I usually start with one Tablespoon of milk or half and half add the flavoring and powdered sugar and then add more milk as needed until the icing is the right consistency. Since I like to make my turnovers right before eating, I keep my icing a little thicker since it melts on the hot turnovers.

Confessions and Tips
I usually don't strive for perfection when making my turnovers so they aren't always uniform in size. I roll my dough out until I know I can cut 4 pieces out so they aren't always square but the taste is what counts, right? I do like to eat these warm but they still taste good later and on the second day warmed up. After that the biscuit part tends to be a little drier. I will make a half-recipe if I have less to serve.
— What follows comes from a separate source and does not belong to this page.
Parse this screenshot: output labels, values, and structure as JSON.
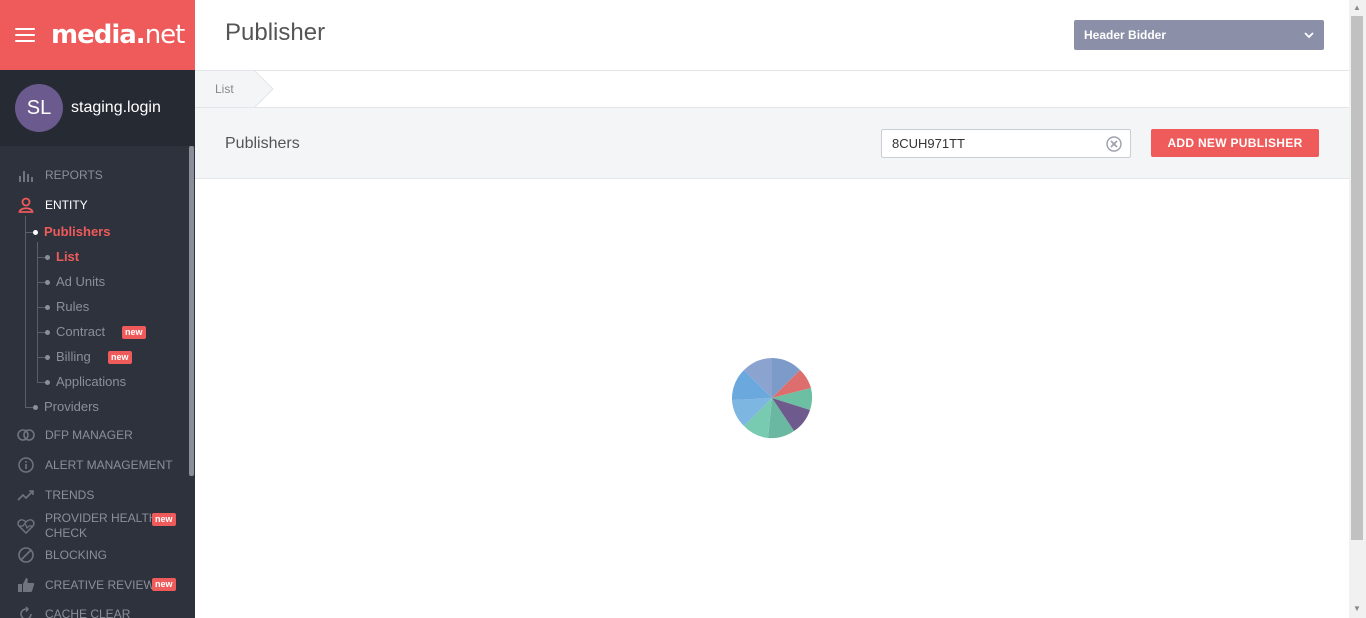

In a hurry-make it in a cake pan
If I am in a big hurry, I don't make individual turnovers. Instead, I roll out 2 pieces of dough and press together into the bottom of a 9 x 13 pan. Spread the pie filling over the dough and then roll out the remaining pieces of dough and carefully place on top of the filling. Prick the top a few times and bake as usual. It might take a little longer. Again drizzle icing on the top. Cut into serving pieces and serve for breakfast, brunch or dessert.

And yes, you could use a can of pie filling since not everyone has a cherry tree. I have made apple turnovers, peach turnovers, as well as my favorite cherry turnovers. Enjoy!

Monday, July 6, 2009

Cajun Caviar

I actually have to give my niece credit for this one. It's as much a salad as a dip. I saw a variation of this salad that added some fresh green pepper for some more crunch and color. I think I will add that next time I make it. Erica made this for a family party and it was such a winner. I've shared the recipe at work so it has made its way to several other family gatherings. I've also made it using the Good Seasons Italian dressing mix prepared with canola or olive oil. I like to use Tostitos or Fritos scoops when I serve this. Enjoy!

Cajun Caviar
1 can black eyed peas
1 can black beans
Rinse and combine and then add:
1 small can green chiles, diced
1 small Can black olives, chopped
1 can shoe peg corn
5 green onions, chopped
1 sm. Kraft Italian dressing

Mix and chill for at least overnight so the flavors can marry. Serve with tortilla chips.